All other assignments use deterministic rewards for a goal state, because in reality it is often the case that the rewards are deterministic for the state-action-state' triple.

Do you have an idea where to emphasize the issue?

[Karryanna]

Maybe I would start by saying that multi-armed bandit is an instance of MDP O:) I am sorry if you said that and I missed it (or if you expected that to be clear and I wasn't smart enough) but I did not realize it until reading your comment. For me, it felt like there is multi-armed bandit which is an interesting problem for reinforcement and then there are MDPs which is an even more interesting family of problems.

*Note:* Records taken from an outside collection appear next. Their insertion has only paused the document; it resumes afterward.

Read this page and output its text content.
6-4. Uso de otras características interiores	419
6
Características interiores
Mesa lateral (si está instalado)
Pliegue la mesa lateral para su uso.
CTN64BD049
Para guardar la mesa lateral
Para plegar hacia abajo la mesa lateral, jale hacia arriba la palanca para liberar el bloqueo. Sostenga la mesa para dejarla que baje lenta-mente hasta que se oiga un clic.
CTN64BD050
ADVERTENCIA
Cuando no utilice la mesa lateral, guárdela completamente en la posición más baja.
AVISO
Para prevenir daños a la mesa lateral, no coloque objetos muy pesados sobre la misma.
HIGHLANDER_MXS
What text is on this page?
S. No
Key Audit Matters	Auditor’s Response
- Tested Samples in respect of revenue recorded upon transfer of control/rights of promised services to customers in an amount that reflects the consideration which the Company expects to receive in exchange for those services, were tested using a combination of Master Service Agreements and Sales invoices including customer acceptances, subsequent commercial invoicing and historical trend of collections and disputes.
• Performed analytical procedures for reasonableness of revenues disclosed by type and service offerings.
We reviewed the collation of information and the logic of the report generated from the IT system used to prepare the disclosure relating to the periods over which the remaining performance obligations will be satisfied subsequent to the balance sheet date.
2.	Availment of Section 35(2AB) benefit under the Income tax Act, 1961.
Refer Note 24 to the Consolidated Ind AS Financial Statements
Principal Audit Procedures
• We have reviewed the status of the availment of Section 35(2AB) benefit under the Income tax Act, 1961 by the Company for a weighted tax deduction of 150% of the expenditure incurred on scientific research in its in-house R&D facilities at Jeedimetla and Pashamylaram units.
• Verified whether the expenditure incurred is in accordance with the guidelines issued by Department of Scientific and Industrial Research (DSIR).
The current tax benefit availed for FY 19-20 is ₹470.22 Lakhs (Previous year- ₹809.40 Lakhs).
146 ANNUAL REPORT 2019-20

Perhaps adding a slide after the definition of MDP and showing what S, A, p and gamma are for multi-armed bandit could help. Or add a note somewhere where the sum over all possible outcomes (next state - reward pairs) is employed, saying that this cannot be evaluated always, e. g. in the multi-armed bandit problem?

[foxik]

I added a slide after the MDP definition showing how to cast multi-armed bandits as a MDP. Additionally, I also mention contextualized bandits, where states are introduced in a way, that reward distribution depends on the current state (and state transitions are independent on rewards).